The Gene and Linda Voiland School of Chemical Engineering and Bioengineering is hosting a seminar presented by Jingguang Chen, Thayer Lindsley Professor of Chemical Engineering at Columbia University and President of the North American Catalysis Society, Sept. 19, at 4 p.m. in CUE 203/FLOYD 256 (Tri-Cities).
Dr. Jingguang Chen is the Thayer Lindsley Professor of chemical engineering at Columbia University, with a joint appointment as a senior chemist at Brookhaven National Laboratory. He received his BS degree from Nanjing University and was selected by the USA-China Chemistry Graduate Program to study in the USA. He received his PhD degree from the University of Pittsburgh and then carried out his Humboldt postdoctoral research in KFA-Julich in Germany. After spending several years as a staff scientist at Exxon Corporate Research, he started his academic career at the University of Delaware in 1998 and rose to the rank of the Claire LeClaire Professor of chemical engineering and the director of the Center for Catalytic Science and Technology. He moved to Columbia University in 2012. He is the co-author of 21 US patents and over 340 journal publications with over 15,000 citations. He is currently the president of the North American Catalysis Society (NACS) and an associate editor of ACS Catalysis. He received many catalysis awards, including the 2015 George Olah award from ACS and the 2017 Robert Burwell Lectureship from NACS.

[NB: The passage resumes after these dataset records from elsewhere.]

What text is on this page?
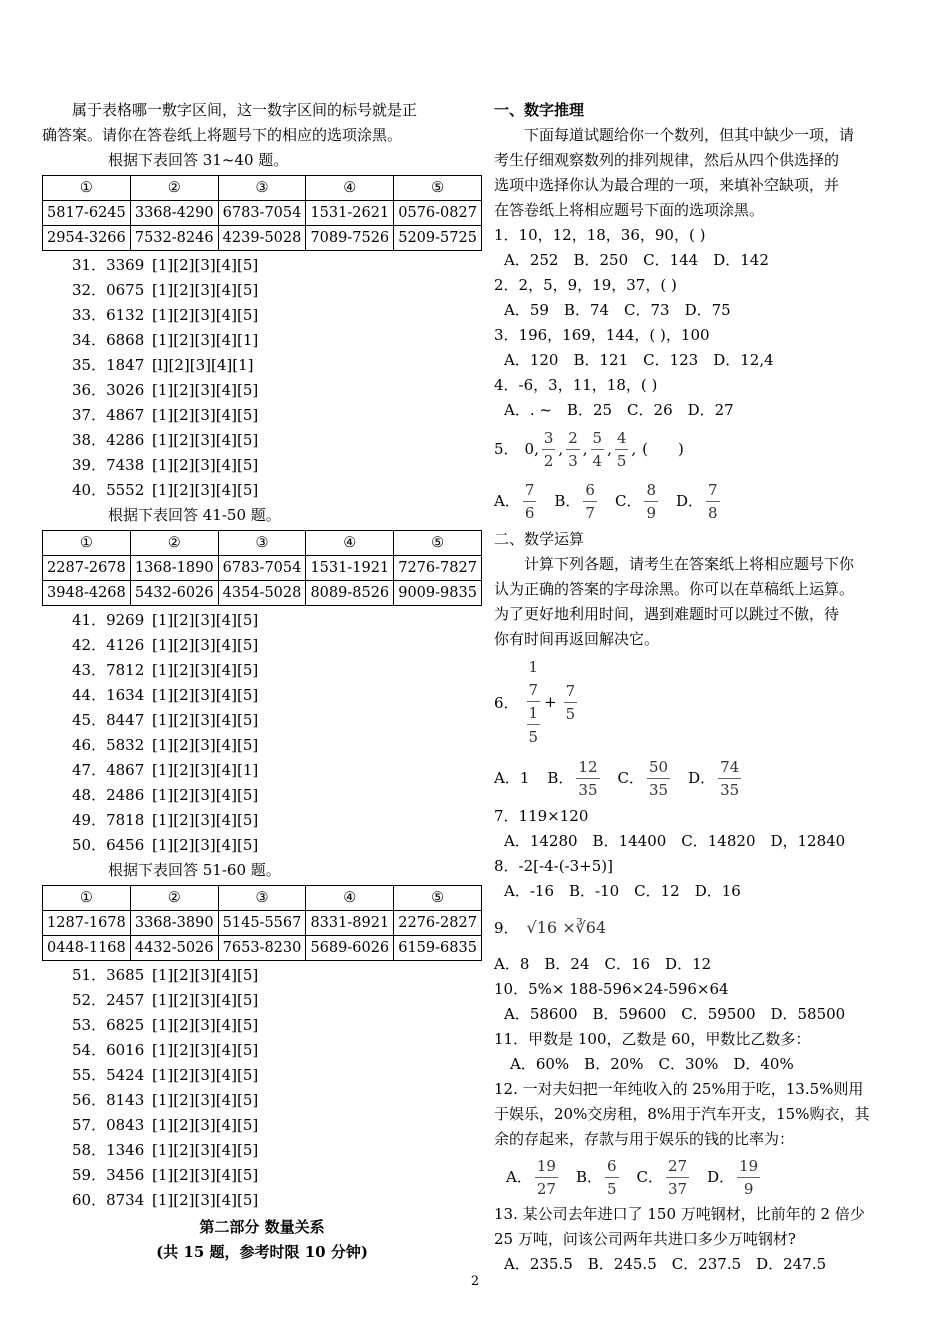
属于表格哪一敷字区间，这一数字区间的标号就是正
确答案。请你在答卷纸上将题号下的相应的选项涂黑。
根据下表回答 31~40 题。
①	②	③	④	⑤
5817-6245	3368-4290	6783-7054	1531-2621	0576-0827
2954-3266	7532-8246	4239-5028	7089-7526	5209-5725
31．3369 [1][2][3][4][5]
32．0675 [1][2][3][4][5]
33．6132 [1][2][3][4][5]
34．6868 [1][2][3][4][1]
35．1847 [l][2][3][4][1]
36．3026 [1][2][3][4][5]
37．4867 [1][2][3][4][5]
38．4286 [1][2][3][4][5]
39．7438 [1][2][3][4][5]
40．5552 [1][2][3][4][5]
根据下表回答 41-50 题。
①	②	③	④	⑤
2287-2678	1368-1890	6783-7054	1531-1921	7276-7827
3948-4268	5432-6026	4354-5028	8089-8526	9009-9835
41．9269 [1][2][3][4][5]
42．4126 [1][2][3][4][5]
43．7812 [1][2][3][4][5]
44．1634 [1][2][3][4][5]
45．8447 [1][2][3][4][5]
46．5832 [1][2][3][4][5]
47．4867 [1][2][3][4][1]
48．2486 [1][2][3][4][5]
49．7818 [1][2][3][4][5]
50．6456 [1][2][3][4][5]
根据下表回答 51-60 题。
①	②	③	④	⑤
1287-1678	3368-3890	5145-5567	8331-8921	2276-2827
0448-1168	4432-5026	7653-8230	5689-6026	6159-6835
51．3685 [1][2][3][4][5]
52．2457 [1][2][3][4][5]
53．6825 [1][2][3][4][5]
54．6016 [1][2][3][4][5]
55．5424 [1][2][3][4][5]
56．8143 [1][2][3][4][5]
57．0843 [1][2][3][4][5]
58．1346 [1][2][3][4][5]
59．3456 [1][2][3][4][5]
60．8734 [1][2][3][4][5]
第二部分 数量关系
(共 15 题，参考时限 10 分钟)
一、数字推理
　　下面每道试题给你一个数列，但其中缺少一项，请
考生仔细观察数列的排列规律，然后从四个供选择的
选项中选择你认为最合理的一项，来填补空缺项，并
在答卷纸上将相应题号下面的选项涂黑。
1．10，12，18，36，90，( )
A．252　B．250　C．144　D．142
2．2，5，9，19，37，( )
A．59　B．74　C．73　D．75
3．196，169，144，( )，100
A．120　B．121　C．123　D．12,4
4．-6，3，11，18，( )
A．. ~　B．25　C．26　D．27
5． 0, $\frac{3}{2}$ , $\frac{2}{3}$ , $\frac{5}{4}$ , $\frac{4}{5}$ , (　　)
A． $\frac{7}{6}$ B． $\frac{6}{7}$ C． $\frac{8}{9}$ D． $\frac{7}{8}$
二、数学运算
　　计算下列各题，请考生在答案纸上将相应题号下你
认为正确的答案的字母涂黑。你可以在草稿纸上运算。
为了更好地利用时间，遇到难题时可以跳过不傲，待
你有时间再返回解决它。
6．
1
$\frac{7}{1}$
5
+ $\frac{7}{5}$
A．1 B． $\frac{12}{35}$ C． $\frac{50}{35}$ D． $\frac{74}{35}$
7．119×120
A．14280　B．14400　C．14820　D，12840
8．-2[-4-(-3+5)]
A．-16　B．-10　C．12　D．16
9． √16 ×∛64
A．8　B．24　C．16　D．12
10．5%× 188-596×24-596×64
A．58600　B．59600　C．59500　D．58500
11．甲数是 100，乙数是 60，甲数比乙数多：
A．60%　B．20%　C．30%　D．40%
12. 一对夫妇把一年纯收入的 25%用于吃，13.5%则用
于娱乐，20%交房租，8%用于汽车开支，15%购衣，其
余的存起来，存款与用于娱乐的钱的比率为：
A． $\frac{19}{27}$ B． $\frac{6}{5}$ C． $\frac{27}{37}$ D． $\frac{19}{9}$
13. 某公司去年进口了 150 万吨钢材，比前年的 2 倍少
25 万吨，问该公司两年共进口多少万吨钢材?
A．235.5　B．245.5　C．237.5　D．247.5
2
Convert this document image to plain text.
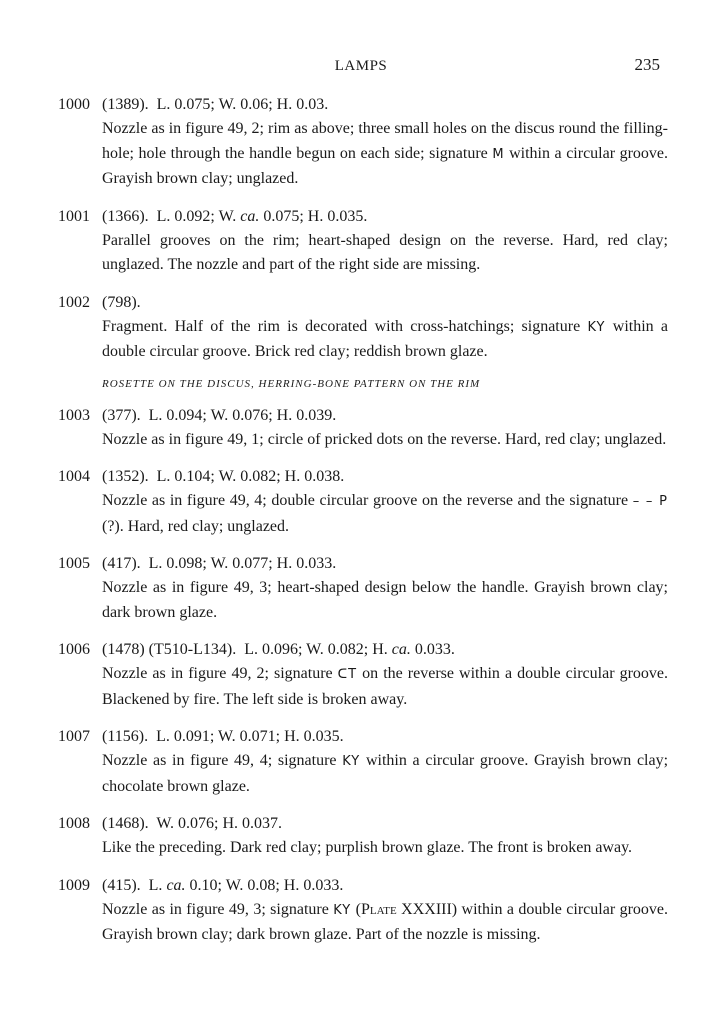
LAMPS	235
1000 (1389). L. 0.075; W. 0.06; H. 0.03.
Nozzle as in figure 49, 2; rim as above; three small holes on the discus round the filling-hole; hole through the handle begun on each side; signature M within a circular groove. Grayish brown clay; unglazed.
1001 (1366). L. 0.092; W. ca. 0.075; H. 0.035.
Parallel grooves on the rim; heart-shaped design on the reverse. Hard, red clay; unglazed. The nozzle and part of the right side are missing.
1002 (798).
Fragment. Half of the rim is decorated with cross-hatchings; signature KY within a double circular groove. Brick red clay; reddish brown glaze.
ROSETTE ON THE DISCUS, HERRING-BONE PATTERN ON THE RIM
1003 (377). L. 0.094; W. 0.076; H. 0.039.
Nozzle as in figure 49, 1; circle of pricked dots on the reverse. Hard, red clay; unglazed.
1004 (1352). L. 0.104; W. 0.082; H. 0.038.
Nozzle as in figure 49, 4; double circular groove on the reverse and the signature – – P (?). Hard, red clay; unglazed.
1005 (417). L. 0.098; W. 0.077; H. 0.033.
Nozzle as in figure 49, 3; heart-shaped design below the handle. Grayish brown clay; dark brown glaze.
1006 (1478) (T510-L134). L. 0.096; W. 0.082; H. ca. 0.033.
Nozzle as in figure 49, 2; signature ᑕT on the reverse within a double circular groove. Blackened by fire. The left side is broken away.
1007 (1156). L. 0.091; W. 0.071; H. 0.035.
Nozzle as in figure 49, 4; signature KY within a circular groove. Grayish brown clay; chocolate brown glaze.
1008 (1468). W. 0.076; H. 0.037.
Like the preceding. Dark red clay; purplish brown glaze. The front is broken away.
1009 (415). L. ca. 0.10; W. 0.08; H. 0.033.
Nozzle as in figure 49, 3; signature KY (Plate XXXIII) within a double circular groove. Grayish brown clay; dark brown glaze. Part of the nozzle is missing.
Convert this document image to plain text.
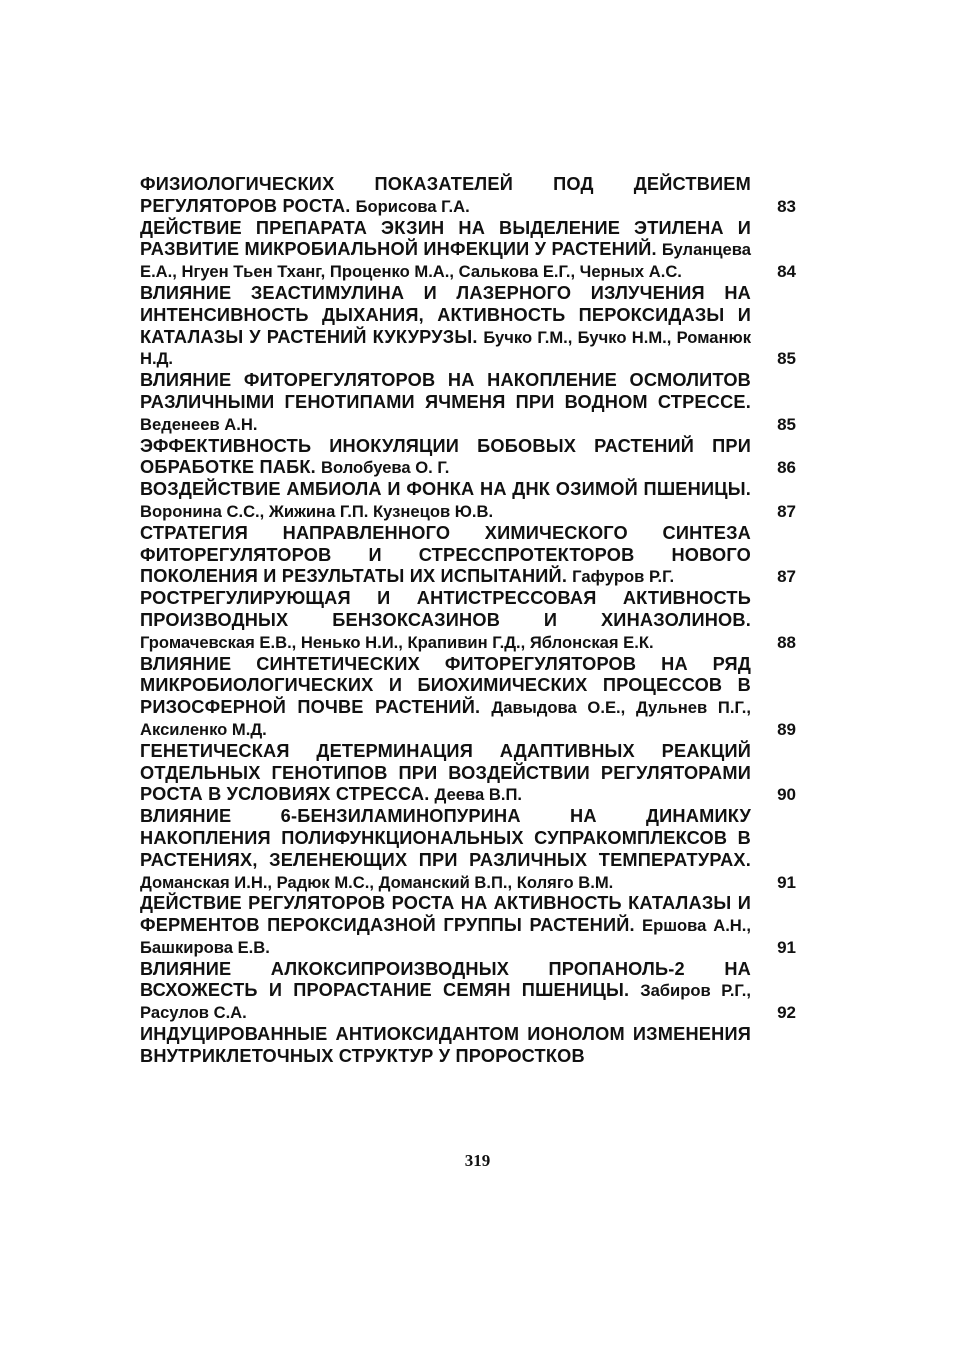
ФИЗИОЛОГИЧЕСКИХ ПОКАЗАТЕЛЕЙ ПОД ДЕЙСТВИЕМ РЕГУЛЯТОРОВ РОСТА. Борисова Г.А.	83
ДЕЙСТВИЕ ПРЕПАРАТА ЭКЗИН НА ВЫДЕЛЕНИЕ ЭТИЛЕНА И РАЗВИТИЕ МИКРОБИАЛЬНОЙ ИНФЕКЦИИ У РАСТЕНИЙ. Буланцева Е.А., Нгуен Тьен Тханг, Проценко М.А., Салькова Е.Г., Черных А.С.	84
ВЛИЯНИЕ ЗЕАСТИМУЛИНА И ЛАЗЕРНОГО ИЗЛУЧЕНИЯ НА ИНТЕНСИВНОСТЬ ДЫХАНИЯ, АКТИВНОСТЬ ПЕРОКСИДАЗЫ И КАТАЛАЗЫ У РАСТЕНИЙ КУКУРУЗЫ. Бучко Г.М., Бучко Н.М., Романюк Н.Д.	85
ВЛИЯНИЕ ФИТОРЕГУЛЯТОРОВ НА НАКОПЛЕНИЕ ОСМОЛИТОВ РАЗЛИЧНЫМИ ГЕНОТИПАМИ ЯЧМЕНЯ ПРИ ВОДНОМ СТРЕССЕ. Веденеев А.Н.	85
ЭФФЕКТИВНОСТЬ ИНОКУЛЯЦИИ БОБОВЫХ РАСТЕНИЙ ПРИ ОБРАБОТКЕ ПАБК. Волобуева О. Г.	86
ВОЗДЕЙСТВИЕ АМБИОЛА И ФОНКА НА ДНК ОЗИМОЙ ПШЕНИЦЫ. Воронина С.С., Жижина Г.П. Кузнецов Ю.В.	87
СТРАТЕГИЯ НАПРАВЛЕННОГО ХИМИЧЕСКОГО СИНТЕЗА ФИТОРЕГУЛЯТОРОВ И СТРЕССПРОТЕКТОРОВ НОВОГО ПОКОЛЕНИЯ И РЕЗУЛЬТАТЫ ИХ ИСПЫТАНИЙ. Гафуров Р.Г.	87
РОСТРЕГУЛИРУЮЩАЯ И АНТИСТРЕССОВАЯ АКТИВНОСТЬ ПРОИЗВОДНЫХ БЕНЗОКСАЗИНОВ И ХИНАЗОЛИНОВ. Громачевская Е.В., Ненько Н.И., Крапивин Г.Д., Яблонская Е.К.	88
ВЛИЯНИЕ СИНТЕТИЧЕСКИХ ФИТОРЕГУЛЯТОРОВ НА РЯД МИКРОБИОЛОГИЧЕСКИХ И БИОХИМИЧЕСКИХ ПРОЦЕССОВ В РИЗОСФЕРНОЙ ПОЧВЕ РАСТЕНИЙ. Давыдова О.Е., Дульнев П.Г., Аксиленко М.Д.	89
ГЕНЕТИЧЕСКАЯ ДЕТЕРМИНАЦИЯ АДАПТИВНЫХ РЕАКЦИЙ ОТДЕЛЬНЫХ ГЕНОТИПОВ ПРИ ВОЗДЕЙСТВИИ РЕГУЛЯТОРАМИ РОСТА В УСЛОВИЯХ СТРЕССА. Деева В.П.	90
ВЛИЯНИЕ 6-БЕНЗИЛАМИНОПУРИНА НА ДИНАМИКУ НАКОПЛЕНИЯ ПОЛИФУНКЦИОНАЛЬНЫХ СУПРАКОМПЛЕКСОВ В РАСТЕНИЯХ, ЗЕЛЕНЕЮЩИХ ПРИ РАЗЛИЧНЫХ ТЕМПЕРАТУРАХ. Доманская И.Н., Радюк М.С., Доманский В.П., Коляго В.М.	91
ДЕЙСТВИЕ РЕГУЛЯТОРОВ РОСТА НА АКТИВНОСТЬ КАТАЛАЗЫ И ФЕРМЕНТОВ ПЕРОКСИДАЗНОЙ ГРУППЫ РАСТЕНИЙ. Ершова А.Н., Башкирова Е.В.	91
ВЛИЯНИЕ АЛКОКСИПРОИЗВОДНЫХ ПРОПАНОЛЬ-2 НА ВСХОЖЕСТЬ И ПРОРАСТАНИЕ СЕМЯН ПШЕНИЦЫ. Забиров Р.Г., Расулов С.А.	92
ИНДУЦИРОВАННЫЕ АНТИОКСИДАНТОМ ИОНОЛОМ ИЗМЕНЕНИЯ ВНУТРИКЛЕТОЧНЫХ СТРУКТУР У ПРОРОСТКОВ
319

Converting CO2 via Thermocatalysis and Electrocatalysis
Rising atmospheric concentration of CO2 is forecasted to have potentially disastrous effects on the enviroment from its role in global warming and ocean acidification. Converting CO2 into valuable chemicals and fuels is one of the most practical routes for reducing CO2 emissions while fossil fuels continue to dominate the energy sector. The catalytic reduction of CO2 by H2 can lead to the formation of three types of products: CO through the reverse water-gas shift (RWGS) reaction, methanol via selective hydrogenation, and methane by the methanation pathway. In the current talk we will first describe our efforts in controlling the catalytic selectivity for the three products using a combination of DFT calculations and surface science studies over single crystal surfaces, catalytic evaluation of supported catalysts, and in-situ characterization under reaction conditions. Next, we will discuss our efforts in converting CO2 without using H2. This is motivated by the fact that ~95% of H2 is generated from hydrocarbon-based feedstocks, producing CO2 as a byproduct. We will present two approaches to avoid using H2 for CO2 conversion. The first approach involves the utilization of light alkanes, such as ethane, to directly reduce CO2 via the dry reforming pathway to produce synthesis gas (C2H6 + 2CO2 → 4CO + 3H2) and the oxidative dehydrogenation route to generate ethylene (C2H6 + CO2 → C2H4 + CO + H2O). The second approach is the electrolysis of CO2 to produce synthesis gas with controlled CO/H2 ratios. We will conclude our presentation by providing a perspective on the challenges and opportunities in converting CO2 via various routes in thermocatalysis and Electrocatalysis.